Effect of Precipitating Agent and Solvent Polarity on the Size and Magnetic Properties of Magnetite Nanoparticles Prepared by Microwave Assisted Synthesis

We probe the role of precipitating agent and solvent polarity on supersaturation and the size and magnetic properties of precipitated magnetite nanoparticles. Magnetic nanoparticles are synthesized via microwave assisted method using sodium hydroxide, ammonium hydroxide and methylamine as precipitating agents. The solvent dielectric constant is varied between 47-80 by altering the ethanol: water ratio to achieve particles of different sizes. The synthesized nanoparticles are characterized using techniques such as X-ray diffraction, small angle X-ray scattering, transmission electron microscopy, energy dispersive X-ray spectroscopy, vibrating sample magnetometry and Fourier transform infrared spectroscopy.
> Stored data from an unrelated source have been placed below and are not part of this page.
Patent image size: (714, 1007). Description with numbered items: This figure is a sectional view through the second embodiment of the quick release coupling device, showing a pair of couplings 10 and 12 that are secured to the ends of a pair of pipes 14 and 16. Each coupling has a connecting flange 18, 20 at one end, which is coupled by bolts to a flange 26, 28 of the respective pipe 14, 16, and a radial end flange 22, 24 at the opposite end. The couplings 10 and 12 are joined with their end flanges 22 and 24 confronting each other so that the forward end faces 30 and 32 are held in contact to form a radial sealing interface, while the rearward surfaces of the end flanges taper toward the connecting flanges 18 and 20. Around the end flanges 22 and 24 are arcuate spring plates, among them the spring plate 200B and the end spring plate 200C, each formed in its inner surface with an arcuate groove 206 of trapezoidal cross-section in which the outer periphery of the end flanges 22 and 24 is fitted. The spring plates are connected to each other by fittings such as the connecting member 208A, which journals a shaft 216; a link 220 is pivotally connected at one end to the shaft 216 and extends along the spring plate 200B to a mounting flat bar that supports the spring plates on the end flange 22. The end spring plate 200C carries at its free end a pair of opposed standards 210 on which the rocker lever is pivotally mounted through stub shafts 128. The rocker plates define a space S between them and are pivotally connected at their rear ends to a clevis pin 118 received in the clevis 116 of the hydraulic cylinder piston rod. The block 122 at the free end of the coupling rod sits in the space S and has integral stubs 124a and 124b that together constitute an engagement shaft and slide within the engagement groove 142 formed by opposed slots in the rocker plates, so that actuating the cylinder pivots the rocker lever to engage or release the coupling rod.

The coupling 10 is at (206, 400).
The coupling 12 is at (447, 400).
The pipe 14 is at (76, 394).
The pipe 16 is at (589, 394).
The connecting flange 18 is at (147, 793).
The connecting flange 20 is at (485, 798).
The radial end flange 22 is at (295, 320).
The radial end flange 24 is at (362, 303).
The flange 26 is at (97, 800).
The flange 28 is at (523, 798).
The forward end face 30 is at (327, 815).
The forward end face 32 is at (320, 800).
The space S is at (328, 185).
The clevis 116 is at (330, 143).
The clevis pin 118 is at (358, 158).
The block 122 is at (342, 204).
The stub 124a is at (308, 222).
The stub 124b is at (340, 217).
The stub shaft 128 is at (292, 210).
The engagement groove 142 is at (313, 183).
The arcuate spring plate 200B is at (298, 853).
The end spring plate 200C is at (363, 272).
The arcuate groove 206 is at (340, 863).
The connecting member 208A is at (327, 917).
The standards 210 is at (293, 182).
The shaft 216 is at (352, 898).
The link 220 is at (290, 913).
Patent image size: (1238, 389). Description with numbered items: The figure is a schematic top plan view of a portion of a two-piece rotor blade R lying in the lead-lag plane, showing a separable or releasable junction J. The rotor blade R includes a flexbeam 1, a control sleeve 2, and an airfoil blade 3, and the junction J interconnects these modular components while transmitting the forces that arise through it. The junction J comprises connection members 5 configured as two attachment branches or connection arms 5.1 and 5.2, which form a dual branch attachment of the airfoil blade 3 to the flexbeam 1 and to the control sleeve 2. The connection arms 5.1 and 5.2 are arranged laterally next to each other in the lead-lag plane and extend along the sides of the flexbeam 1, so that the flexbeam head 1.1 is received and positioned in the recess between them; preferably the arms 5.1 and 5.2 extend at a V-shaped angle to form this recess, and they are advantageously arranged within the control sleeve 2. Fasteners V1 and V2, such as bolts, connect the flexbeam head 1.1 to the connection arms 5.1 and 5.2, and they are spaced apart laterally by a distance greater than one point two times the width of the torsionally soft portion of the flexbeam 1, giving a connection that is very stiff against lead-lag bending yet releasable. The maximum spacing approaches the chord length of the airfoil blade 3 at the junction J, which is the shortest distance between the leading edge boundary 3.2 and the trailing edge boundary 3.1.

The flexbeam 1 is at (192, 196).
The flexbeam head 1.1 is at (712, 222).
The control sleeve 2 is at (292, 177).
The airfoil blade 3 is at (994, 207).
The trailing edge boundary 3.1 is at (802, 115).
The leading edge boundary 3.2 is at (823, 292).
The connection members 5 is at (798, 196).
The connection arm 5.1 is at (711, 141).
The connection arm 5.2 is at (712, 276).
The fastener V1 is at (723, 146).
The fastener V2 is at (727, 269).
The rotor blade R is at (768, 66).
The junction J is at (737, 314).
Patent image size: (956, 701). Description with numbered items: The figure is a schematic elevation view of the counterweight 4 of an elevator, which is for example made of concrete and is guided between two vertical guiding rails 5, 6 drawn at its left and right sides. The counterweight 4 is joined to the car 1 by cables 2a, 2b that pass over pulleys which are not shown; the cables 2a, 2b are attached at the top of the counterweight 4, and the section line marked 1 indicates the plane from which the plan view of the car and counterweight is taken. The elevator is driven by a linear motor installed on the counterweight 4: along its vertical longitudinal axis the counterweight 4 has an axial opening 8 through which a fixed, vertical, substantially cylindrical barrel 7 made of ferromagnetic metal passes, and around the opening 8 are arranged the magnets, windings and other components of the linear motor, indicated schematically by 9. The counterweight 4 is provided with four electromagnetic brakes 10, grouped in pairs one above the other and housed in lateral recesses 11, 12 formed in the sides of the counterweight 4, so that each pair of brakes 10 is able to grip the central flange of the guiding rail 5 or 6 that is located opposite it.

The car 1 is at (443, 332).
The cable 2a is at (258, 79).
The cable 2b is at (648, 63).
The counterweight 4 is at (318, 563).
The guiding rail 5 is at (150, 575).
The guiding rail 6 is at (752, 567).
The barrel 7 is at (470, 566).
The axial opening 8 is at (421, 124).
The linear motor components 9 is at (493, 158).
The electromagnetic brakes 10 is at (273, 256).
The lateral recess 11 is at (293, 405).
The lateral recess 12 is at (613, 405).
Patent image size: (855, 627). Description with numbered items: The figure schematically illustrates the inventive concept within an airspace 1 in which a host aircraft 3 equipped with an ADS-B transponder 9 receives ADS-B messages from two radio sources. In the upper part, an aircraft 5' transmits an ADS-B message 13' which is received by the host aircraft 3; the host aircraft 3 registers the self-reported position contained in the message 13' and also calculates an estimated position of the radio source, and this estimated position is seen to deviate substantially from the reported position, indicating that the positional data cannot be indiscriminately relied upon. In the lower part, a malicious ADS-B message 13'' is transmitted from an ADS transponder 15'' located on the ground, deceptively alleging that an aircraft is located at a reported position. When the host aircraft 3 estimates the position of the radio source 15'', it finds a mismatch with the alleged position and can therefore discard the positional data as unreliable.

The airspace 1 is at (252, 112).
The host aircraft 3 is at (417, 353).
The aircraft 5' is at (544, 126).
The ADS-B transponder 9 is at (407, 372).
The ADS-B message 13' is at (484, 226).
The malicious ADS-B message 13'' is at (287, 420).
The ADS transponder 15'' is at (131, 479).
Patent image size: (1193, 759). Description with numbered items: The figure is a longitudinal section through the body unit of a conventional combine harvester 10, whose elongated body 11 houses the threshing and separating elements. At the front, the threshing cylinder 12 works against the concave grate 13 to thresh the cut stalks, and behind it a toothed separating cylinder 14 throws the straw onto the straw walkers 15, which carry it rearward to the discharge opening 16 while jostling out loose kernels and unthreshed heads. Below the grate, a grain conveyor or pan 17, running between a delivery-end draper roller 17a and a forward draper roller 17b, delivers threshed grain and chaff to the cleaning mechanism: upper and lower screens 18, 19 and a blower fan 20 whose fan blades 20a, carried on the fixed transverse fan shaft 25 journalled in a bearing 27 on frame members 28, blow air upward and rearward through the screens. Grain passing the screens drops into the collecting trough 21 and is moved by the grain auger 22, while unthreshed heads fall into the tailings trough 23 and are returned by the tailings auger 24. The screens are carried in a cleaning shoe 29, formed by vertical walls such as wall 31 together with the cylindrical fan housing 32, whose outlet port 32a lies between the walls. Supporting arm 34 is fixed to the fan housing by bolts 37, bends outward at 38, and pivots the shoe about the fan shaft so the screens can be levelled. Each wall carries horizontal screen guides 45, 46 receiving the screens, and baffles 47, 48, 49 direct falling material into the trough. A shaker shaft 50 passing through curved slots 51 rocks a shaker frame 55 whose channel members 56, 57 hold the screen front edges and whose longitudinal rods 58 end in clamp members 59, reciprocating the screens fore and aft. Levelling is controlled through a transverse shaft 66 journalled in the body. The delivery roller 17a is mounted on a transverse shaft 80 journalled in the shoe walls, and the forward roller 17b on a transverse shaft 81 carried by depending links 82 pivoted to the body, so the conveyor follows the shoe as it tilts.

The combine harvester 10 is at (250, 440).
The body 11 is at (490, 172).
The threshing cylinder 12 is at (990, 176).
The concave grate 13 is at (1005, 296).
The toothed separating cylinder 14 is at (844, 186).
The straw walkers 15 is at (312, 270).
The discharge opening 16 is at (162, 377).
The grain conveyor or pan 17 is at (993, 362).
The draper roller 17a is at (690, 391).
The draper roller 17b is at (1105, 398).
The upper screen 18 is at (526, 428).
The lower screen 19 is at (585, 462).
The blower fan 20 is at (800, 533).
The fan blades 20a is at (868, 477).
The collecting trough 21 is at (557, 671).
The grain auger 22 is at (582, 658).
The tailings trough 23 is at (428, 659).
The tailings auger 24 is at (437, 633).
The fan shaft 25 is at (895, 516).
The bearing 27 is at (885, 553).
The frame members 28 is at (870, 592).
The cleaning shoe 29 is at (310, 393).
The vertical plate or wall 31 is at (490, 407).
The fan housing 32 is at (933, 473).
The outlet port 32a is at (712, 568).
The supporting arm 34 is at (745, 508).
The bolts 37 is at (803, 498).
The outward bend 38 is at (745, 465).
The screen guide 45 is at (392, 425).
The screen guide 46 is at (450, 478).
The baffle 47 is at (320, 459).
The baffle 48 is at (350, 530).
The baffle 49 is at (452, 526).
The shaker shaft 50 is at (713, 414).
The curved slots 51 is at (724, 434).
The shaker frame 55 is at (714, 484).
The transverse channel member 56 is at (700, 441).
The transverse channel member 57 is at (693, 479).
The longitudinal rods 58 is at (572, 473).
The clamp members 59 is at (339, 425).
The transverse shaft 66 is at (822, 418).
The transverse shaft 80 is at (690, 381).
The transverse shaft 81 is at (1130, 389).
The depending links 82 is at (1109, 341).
The synthesized nanoparticles are found to be magnetite nanoparticles of average diameter in the range of 2.4-6.9 nm, 4.1-13.6 nm and 4.1-10.8 nm, when sodium hydroxide, ammonium hydroxide and methylamine are used as precipitating agents, respectively. The average particle diameter of nanoparticles obtained using sodium hydroxide is found to be smaller than the nanoparticles obtained using ammonium hydroxide and methylamine. Ammonium hydroxide, as precipitating agent, results in nanoparticles with larger size. A linear correlation between the average particle size and the dielectric constant of solvents is observed. The average particle size increases with an increase in dielectric constant, irrespective of the nature of precipitating agent. Nanoparticles obtained using sodium hydroxide at low solvent dielectric constant yields a mixture of both rod-shaped and spherical particles, whereas, nanoparticles obtained using sodium hydroxide, ammonium hydroxide and methylamine under high solvent dielectric conditions results in spherical particles, as confirmed using TEM analysis. Energy dispersive X-ray spectroscopy confirms the formation of pure magnetite phase and the absence of impurities. FTIR analysis shows the presence of Fe-O tetrahedral and octahedral stretching vibrations in all the prepared samples, further confirming the formation of iron oxide nanoparticles. The saturation magnetization of the synthesized nanoparticles is found to increase with an increase in average particle size.